As a defensive-minded coach, Stiegelmeier joked this week that it should almost be illegal to run the quarterback that much, given how difficult it is to defend. Gronowski has run the ball 74 times in the first eight games for 540 yards and seven touchdowns.
“Right now, it’s do or die to move on, so we’re not going to spare any plays,” Stiegelmeier said. “We’re trying to get to Frisco, Texas. That’s what we’re trying to do as coaches. Ideally in the chess game of football, we’re trying to put our players in the position to succeed. And then it’s our 11 guys trying to execute against their 11 guys.”
Gronowski continues a trend of SDSU quarterbacks more than capable of rushing the football, picking up in many ways where four-year starter Taryn Christion left off in 2018. Christion, the product of Sioux Falls Roosevelt, rushed for 1,515 yards in 48 games, with a season-high of 500 yards in his junior year.
Gronowski has already covered a third of that in just eight games, made even more impressive given that college quarterbacks have sack yardage taken subtracted from their rushing stats.
Stiegelmeier said his offense has benefited from a healthy offensive line, which he said operates as “one heartbeat and one voice.”
“And Mark is a really good football player and quite often, when he has a chance, he’ll make a play,” Stiegelmeier said.
It marks the third time this season Gronowski and the Jacks have rallied from a fourth-quarter deficit to win the game. Gronowski said SDSU has handled the pressure of being a No. 1 seed in the tournament well to this point and is trying to enjoy every moment on the field.
“As long as we continue to be us, we can do anything,” Gronowski said.
Blue Hen battle in Brookings
SDSU finds Delaware standing in between the Jackrabbits and a trip to Frisco, Texas for the May 16 national championship game. And the Blue Hens are a stout opponent, with a tough defense.
Delaware allows under five yards per passing attempt, tops in the FCS, and just 108 passing yards per game. Stiegelmeier said he found the Blue Hens most impressive on defense.

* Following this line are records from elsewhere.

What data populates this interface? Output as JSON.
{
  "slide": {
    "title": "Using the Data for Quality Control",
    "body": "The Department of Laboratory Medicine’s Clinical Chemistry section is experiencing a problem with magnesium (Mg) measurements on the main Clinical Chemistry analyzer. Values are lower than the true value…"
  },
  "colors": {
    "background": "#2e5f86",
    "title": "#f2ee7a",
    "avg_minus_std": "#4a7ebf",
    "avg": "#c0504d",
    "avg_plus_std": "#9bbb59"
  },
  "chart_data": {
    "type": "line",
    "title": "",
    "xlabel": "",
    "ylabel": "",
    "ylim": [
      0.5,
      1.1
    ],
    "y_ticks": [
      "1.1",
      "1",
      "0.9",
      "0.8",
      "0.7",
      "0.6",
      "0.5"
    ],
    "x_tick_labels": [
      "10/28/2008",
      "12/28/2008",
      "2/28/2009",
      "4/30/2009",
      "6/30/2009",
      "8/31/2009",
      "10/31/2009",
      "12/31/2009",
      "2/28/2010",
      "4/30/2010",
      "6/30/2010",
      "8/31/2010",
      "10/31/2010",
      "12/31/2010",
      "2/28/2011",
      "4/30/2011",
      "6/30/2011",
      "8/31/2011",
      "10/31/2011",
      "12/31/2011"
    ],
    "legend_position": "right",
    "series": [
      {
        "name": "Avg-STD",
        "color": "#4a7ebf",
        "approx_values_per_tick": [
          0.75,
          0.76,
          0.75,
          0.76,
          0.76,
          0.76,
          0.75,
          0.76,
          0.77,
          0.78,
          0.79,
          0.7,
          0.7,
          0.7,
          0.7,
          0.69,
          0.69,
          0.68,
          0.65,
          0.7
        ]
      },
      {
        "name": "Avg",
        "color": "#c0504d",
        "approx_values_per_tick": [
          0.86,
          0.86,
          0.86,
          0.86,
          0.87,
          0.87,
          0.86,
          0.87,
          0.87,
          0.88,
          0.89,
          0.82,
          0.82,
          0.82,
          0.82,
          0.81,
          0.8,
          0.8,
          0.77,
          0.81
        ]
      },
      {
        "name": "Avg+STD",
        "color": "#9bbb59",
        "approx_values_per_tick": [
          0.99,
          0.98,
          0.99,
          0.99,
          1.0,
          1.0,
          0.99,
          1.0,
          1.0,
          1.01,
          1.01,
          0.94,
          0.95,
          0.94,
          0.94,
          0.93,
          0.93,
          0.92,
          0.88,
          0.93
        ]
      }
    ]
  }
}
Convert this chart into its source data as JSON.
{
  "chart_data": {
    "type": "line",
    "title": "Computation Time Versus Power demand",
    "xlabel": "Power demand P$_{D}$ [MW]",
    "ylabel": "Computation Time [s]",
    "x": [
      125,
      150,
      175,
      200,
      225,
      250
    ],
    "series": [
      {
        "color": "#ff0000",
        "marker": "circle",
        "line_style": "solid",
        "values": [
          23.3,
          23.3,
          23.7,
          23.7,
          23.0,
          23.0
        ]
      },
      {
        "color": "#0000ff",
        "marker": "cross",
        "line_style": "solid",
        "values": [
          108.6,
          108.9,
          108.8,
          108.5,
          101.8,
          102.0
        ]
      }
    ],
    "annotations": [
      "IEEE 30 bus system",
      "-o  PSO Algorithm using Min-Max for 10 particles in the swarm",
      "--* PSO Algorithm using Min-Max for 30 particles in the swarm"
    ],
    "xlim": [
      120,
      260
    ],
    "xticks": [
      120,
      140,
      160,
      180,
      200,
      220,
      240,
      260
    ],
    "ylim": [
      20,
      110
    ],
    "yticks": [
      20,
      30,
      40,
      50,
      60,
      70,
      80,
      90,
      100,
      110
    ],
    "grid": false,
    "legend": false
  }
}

Delaware reached the semifinals on the strength of a 20-14 win at No. 4 overall seed Jacksonville State. They beat Sacred Heart 19-10 in the opening round on April 24. The Blue Hens won the Colonial Athletic Associations’ North Division, meaning they did not play perennial power and fellow CAA semifinalist James Madison, who faces Sam Houston on Saturday in the other semifinal. Delaware’s 27-20 win over then-No. 7-ranked and rival Villanova on April 17 was the regular-season crowning achievement for the Blue Hens.
On offense, Blue Hen running back Dejoun Lee was the CAA’s offensive player of the year, but has just 105 yards on 51 carries with a touchdown in the last three games. Quarterback Nolan Henderson has an ability to pass and run, but left last week’s game with the Gamecocks banged up.
Stiegelmeier said he knows there’s excitement around the home semifinal game, which kicks off at 11 a.m. and will be televised on ESPN.
“People are excited, people are proud, people are appreciative of what our program has accomplished and more importantly what our program stands for,” Stiegelmeier said. “I would love to even try to daydream about what it means to go to Frisco … but right now, we’ve got to a win a semifinal, which we have not done also.”